Перед вами совершенно замечательный мир. И главное, по-моему, не совершить одной ошибки. То есть я думаю, что следует стремиться к поиску… Нет, не к поиску, если уж пользоваться этим газетным языком, следует ориентироваться на какие-то интегрирующие идеи, а не на изолирующие идеи. То есть вот когда они начинают говорить: «Россия, Родина, то-се, пятое-десятое, мы, специфическая душа»… Господь Бог души не распределяет согласно географическому принципу: вот эта будет чешская, эта будет бразильская, это будет русская. Существует некие интегрирующие вещи в человечестве, и вот их надо искать. В их сторону глядеть. И тогда жизнь может быть интересной.

Вот цитата из Одиссея: человек с веслом прошел.

Дело в том, что произошла довольно грустная вещь в мировой культуре и в европейской культуре, а именно – все великие течения до известной степени кончились. Да? И все, что происходит в мировой культуре, будь то живопись, будь то литература, будь то музыка, – это уже референтивно, вторично, это ассоциативно, это принцип эха, да? То есть построено на перифразе. И все современное искусство второй половины или последней четверти двадцатого века, почти все, что возникает, – оно такое. И у вас не будет вот этого первого столкновения с Беккетом, да? Вот этого мне колоссально жалко.

Мне вчера Рейн говорит: «Ты совершенно перестал быть русским поэтом, ты занимаешься мировым именем», ну что-то в этом роде, «европейским», я не помню. И за вопросом, который и вы задаете: ощущаю я или не ощущаю свою «российскость» – стоит дурная посылка. То есть не дурная, а неверная посылка. Я, может быть, самый русский, да, если хотите.

Русский человек – это то, чем он может быть.
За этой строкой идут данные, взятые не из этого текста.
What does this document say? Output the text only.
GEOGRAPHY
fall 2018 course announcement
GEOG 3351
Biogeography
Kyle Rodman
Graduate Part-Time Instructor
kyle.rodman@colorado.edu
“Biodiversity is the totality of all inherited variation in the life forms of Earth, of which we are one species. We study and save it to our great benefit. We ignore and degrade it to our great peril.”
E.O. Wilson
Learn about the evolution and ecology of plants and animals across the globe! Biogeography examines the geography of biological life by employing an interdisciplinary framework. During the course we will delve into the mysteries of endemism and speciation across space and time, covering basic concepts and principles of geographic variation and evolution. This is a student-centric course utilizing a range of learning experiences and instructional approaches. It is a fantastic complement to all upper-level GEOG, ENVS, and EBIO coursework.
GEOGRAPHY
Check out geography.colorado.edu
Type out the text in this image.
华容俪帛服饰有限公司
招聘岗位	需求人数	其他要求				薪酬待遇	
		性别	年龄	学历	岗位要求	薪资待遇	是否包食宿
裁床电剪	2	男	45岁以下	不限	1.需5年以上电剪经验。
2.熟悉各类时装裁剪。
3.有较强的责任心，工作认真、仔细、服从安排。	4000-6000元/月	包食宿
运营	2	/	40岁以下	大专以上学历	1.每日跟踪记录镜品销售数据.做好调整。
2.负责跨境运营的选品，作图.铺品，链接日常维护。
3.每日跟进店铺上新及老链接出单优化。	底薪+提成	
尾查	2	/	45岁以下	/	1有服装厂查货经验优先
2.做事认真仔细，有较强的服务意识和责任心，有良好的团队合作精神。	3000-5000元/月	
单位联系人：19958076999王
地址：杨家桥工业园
И то, что его может интересовать. Вот что определяет человека: чем он может быть! А не то, откуда он.

Тут есть одна довольно интересная вещь. Есть колоссальное достоинство, есть колоссальная мудрость – сидеть на одном месте и смотреть на мир, и в тебе тогда все отражается как в капле воды. И есть в этом некая привлекательность. Ну вот, жить себе в деревне, купить дом, переводить, не знаю, какого-нибудь поэта и так далее, и так далее. Но я не думаю, что это колоссально плодотворно. То есть менее плодотворно, потому что единственное, что ты выигрываешь в этом случае, – это душевный, духовный, если хотите, комфорт. Человек на самом деле колоссальный буржуа, и он стремится, по существу, обеспечить себя комфортом. И самый главный комфорт – это комфорт убеждений, комфорт нравственной позиции. На мой взгляд, куда интересней, но и опасней, по-моему, да, – это именно до известной степени, если хотите, дискомфорт. Вот именно этого порядка. Когда тебе никто и ничто не помогает. Когда тебе не на что опереться. Вот если представить, что ты дерево, то когда тебе помогают не корни, а верхушка – если она помогает, да? – которую при этом треплет изрядно. Корни – это хорошая вещь. И я не знаю, к чему он ведет, этот разрыв с корнями. Иногда он губителен, но не всегда. По крайней мере, в моем случае я воспитал себя – сам воспитал – на том, что я читал. И мне так повезло, совпало так, что я одновременно читал, допустим, Марину Ивановну и Шестова. Так вот Шестов ужасно любил цитировать Тертуллиана, такую триаду, которая кончалась фразой: «Верую, ибо абсурдно». Credo quia absurdum. И вот когда вы дочитываетесь до такого, это производит на вас сильное впечатление. Это хорошо верить, когда тебе от этого тепло: «Блажен, кто верует, тепло ему на свете». Но блаженней, кто верует, когда ему холодно на свете. Да? И вот это мир, который начинается не в центре, а мир, начинающийся с окраин, потому что окраина – это не конец мира, а его начало, за ней-то все и лежит. Ну, это примерно вот эта схема. Которая у нашего поколения, я думаю, сильнее.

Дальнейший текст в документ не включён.